Of all the risk factors to cardiovascular disease (CVD), age is the most powerful: CVD incidence and prevalence rise progressively at all ages beyond young adulthood. This reflects the central role of time, and hence duration, in the atherogenic process. It also reflects age-related changes in physiology - notably alterations in body mass and composition favoring increased adiposity and in sex hormone secretion (combining adverse effects of androgens on lipoprotein lipid levels in males, lowering HDL, and of the decline in estrogens in postmenopausal females, raising LDL). The interactions among the passage of time, these physiological changes and perhaps aging per se, and pathological forces such as cigarette smoking, hypertension, and genetically determined dyslipoproteinemia conspire to accelerate the rate of atherogenesis.
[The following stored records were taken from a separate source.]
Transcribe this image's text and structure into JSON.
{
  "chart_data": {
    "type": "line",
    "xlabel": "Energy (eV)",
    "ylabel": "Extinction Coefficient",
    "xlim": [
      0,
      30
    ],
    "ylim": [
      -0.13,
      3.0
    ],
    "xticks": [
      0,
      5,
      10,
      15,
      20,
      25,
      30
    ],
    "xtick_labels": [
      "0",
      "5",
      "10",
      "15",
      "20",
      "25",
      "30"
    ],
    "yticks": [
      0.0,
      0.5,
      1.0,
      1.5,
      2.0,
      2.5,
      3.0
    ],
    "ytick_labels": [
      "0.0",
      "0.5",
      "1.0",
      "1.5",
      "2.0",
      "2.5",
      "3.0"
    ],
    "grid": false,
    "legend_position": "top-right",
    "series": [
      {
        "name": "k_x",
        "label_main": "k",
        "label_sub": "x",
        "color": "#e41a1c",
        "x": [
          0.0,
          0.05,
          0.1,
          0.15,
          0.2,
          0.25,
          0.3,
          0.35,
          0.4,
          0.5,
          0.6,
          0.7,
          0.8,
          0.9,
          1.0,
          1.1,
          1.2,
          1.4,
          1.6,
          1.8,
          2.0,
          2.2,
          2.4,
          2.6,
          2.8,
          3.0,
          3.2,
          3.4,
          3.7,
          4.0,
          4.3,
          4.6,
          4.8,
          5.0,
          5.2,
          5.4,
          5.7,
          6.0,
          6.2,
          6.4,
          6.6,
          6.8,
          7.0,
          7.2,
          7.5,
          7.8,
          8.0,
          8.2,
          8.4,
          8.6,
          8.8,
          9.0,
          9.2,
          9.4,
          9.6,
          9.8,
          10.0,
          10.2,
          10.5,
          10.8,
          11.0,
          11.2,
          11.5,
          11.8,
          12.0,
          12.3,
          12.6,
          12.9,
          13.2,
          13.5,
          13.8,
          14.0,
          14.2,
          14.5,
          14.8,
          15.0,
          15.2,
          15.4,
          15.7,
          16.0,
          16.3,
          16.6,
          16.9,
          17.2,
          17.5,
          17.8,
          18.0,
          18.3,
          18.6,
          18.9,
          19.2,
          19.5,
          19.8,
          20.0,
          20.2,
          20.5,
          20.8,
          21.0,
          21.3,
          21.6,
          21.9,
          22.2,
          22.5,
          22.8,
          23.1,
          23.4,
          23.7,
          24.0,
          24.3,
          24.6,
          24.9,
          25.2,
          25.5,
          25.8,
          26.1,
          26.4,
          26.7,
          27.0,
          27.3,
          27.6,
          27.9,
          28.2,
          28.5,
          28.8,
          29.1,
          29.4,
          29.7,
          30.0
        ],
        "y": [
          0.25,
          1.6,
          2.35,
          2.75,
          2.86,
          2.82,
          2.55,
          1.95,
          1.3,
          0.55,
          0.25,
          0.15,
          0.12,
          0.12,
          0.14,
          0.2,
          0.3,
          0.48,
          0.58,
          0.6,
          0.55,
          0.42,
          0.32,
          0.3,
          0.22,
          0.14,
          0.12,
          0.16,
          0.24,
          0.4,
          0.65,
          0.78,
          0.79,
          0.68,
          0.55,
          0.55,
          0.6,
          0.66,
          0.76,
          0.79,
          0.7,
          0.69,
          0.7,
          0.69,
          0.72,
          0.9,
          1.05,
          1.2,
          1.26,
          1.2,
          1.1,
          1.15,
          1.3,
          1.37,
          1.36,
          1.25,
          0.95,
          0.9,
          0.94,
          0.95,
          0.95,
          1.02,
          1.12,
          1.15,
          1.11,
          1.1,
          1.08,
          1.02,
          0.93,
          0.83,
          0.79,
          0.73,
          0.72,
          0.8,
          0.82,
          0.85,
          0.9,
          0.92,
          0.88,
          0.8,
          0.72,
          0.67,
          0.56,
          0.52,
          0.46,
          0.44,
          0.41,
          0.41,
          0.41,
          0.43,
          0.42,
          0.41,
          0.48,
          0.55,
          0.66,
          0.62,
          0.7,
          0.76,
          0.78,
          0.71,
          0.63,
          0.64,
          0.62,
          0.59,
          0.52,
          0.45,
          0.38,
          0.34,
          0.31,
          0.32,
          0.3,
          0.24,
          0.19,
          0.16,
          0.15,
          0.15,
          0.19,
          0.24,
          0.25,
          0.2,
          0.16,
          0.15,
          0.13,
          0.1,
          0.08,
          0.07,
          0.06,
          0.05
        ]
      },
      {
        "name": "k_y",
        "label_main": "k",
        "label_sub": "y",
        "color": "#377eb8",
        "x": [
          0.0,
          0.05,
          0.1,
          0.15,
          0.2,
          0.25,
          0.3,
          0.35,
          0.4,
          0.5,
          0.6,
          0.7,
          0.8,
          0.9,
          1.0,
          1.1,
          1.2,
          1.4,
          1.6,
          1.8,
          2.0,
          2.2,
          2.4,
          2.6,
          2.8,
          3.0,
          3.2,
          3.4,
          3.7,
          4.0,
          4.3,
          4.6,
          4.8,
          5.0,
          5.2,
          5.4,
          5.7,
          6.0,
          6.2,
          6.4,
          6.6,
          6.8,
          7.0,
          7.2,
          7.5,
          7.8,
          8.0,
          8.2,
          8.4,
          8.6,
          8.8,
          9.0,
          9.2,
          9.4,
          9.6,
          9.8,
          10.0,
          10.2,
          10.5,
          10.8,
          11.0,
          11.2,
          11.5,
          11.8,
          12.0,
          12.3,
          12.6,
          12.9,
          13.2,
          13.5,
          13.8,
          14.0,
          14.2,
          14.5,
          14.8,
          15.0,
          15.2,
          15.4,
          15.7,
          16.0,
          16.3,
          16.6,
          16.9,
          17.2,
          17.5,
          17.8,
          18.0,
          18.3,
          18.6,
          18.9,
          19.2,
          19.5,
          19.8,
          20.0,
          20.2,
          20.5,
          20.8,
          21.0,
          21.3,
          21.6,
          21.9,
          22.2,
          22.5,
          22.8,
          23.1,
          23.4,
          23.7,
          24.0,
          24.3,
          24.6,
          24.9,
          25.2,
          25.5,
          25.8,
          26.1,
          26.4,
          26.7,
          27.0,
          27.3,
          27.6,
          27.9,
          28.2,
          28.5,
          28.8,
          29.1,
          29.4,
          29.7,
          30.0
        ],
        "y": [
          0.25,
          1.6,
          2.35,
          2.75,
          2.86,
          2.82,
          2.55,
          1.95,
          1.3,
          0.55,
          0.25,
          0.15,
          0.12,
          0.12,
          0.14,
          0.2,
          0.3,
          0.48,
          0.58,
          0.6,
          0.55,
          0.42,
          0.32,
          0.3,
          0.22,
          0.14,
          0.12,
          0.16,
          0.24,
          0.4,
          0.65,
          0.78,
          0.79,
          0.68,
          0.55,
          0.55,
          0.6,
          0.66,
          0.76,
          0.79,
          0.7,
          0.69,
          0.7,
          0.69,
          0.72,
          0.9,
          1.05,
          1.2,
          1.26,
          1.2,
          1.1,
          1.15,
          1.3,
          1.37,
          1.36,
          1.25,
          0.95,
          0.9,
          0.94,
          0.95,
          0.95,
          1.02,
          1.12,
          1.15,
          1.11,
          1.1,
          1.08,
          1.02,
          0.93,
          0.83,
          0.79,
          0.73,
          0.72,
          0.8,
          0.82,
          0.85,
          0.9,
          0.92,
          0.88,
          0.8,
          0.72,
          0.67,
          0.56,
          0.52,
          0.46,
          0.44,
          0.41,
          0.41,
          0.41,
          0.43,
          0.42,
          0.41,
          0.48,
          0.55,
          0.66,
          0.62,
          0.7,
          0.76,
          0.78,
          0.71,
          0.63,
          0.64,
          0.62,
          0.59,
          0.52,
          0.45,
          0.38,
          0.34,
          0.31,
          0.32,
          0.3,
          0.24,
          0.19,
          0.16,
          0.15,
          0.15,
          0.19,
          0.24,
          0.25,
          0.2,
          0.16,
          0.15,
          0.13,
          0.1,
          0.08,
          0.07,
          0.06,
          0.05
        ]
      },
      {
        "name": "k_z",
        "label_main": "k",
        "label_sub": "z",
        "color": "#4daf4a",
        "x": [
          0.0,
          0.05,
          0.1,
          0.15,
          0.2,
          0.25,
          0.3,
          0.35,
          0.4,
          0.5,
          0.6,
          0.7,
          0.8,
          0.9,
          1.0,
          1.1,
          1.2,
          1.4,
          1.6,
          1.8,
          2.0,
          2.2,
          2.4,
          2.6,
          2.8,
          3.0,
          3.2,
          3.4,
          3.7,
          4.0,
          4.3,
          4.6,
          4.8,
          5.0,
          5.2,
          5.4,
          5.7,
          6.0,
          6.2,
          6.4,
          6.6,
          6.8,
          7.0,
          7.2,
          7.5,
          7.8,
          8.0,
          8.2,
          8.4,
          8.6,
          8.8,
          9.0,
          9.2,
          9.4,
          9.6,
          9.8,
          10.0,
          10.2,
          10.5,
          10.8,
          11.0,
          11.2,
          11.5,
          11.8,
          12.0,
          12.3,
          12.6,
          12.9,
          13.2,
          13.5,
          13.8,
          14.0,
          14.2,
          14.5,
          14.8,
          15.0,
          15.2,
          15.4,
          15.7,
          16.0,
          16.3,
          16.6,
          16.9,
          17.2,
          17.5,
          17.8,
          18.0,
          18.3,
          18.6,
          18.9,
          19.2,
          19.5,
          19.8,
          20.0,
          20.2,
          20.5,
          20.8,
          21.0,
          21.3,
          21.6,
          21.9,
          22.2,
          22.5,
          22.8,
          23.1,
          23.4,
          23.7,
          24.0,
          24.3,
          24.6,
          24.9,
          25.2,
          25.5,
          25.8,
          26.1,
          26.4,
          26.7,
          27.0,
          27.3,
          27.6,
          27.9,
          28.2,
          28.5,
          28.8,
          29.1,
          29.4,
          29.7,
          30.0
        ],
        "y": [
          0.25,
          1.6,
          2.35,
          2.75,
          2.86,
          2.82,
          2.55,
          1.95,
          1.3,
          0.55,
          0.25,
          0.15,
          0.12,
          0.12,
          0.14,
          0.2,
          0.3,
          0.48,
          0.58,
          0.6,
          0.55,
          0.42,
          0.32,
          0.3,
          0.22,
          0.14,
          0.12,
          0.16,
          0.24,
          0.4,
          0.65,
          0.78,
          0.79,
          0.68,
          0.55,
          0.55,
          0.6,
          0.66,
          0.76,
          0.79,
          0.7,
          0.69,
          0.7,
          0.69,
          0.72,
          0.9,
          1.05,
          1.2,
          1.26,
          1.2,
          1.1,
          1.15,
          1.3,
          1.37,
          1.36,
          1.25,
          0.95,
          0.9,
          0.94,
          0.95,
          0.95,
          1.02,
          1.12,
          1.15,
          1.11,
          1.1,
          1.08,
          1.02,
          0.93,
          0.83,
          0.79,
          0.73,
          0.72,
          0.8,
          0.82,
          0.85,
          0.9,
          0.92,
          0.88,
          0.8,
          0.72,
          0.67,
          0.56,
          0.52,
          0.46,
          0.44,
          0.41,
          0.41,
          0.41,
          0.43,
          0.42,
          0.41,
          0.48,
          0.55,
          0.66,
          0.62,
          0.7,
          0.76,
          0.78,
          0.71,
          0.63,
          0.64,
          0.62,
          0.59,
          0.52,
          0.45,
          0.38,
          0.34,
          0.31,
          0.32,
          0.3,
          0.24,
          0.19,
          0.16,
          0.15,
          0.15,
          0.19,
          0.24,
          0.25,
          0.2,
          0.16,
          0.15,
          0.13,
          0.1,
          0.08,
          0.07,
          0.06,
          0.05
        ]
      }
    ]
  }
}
Thus clinical atherosclerosis and its complications rise exponentially with increasing age in the population at large. However, the relationship between dyslipoproteinemia and CVD risk in the individual patient actually declines with advancing age. This apparent paradox reflects confounding introduced by the advent of disease processes that cause wasting and inflammation such as cancer, infection, diabetes, trauma, and even CVD that actually lower lipid levels, frequently to the level of hypocholesterolemia. Thus, while with age the population-attributable risk of hypercholesterolemia (and/or low HDL) rises, the cholesterol-attributable risk in the individual falls. As a result the prescription of lipid-lowering therapy in elderly patients requires exquisite individualization: patients most likely to benefit are those with existing CVD (i.e., in secondary prevention) who nevertheless enjoy robust health and are highly motivated to comply with demanding regimens of diet and exercise plus drugs where needed to reach target LDL levels (less than 100 mg/dl). At the other extreme are those least likely to benefit: patients who are frail and failing from CVD or other wasting diseases of old age that present a more immediate threat to survival.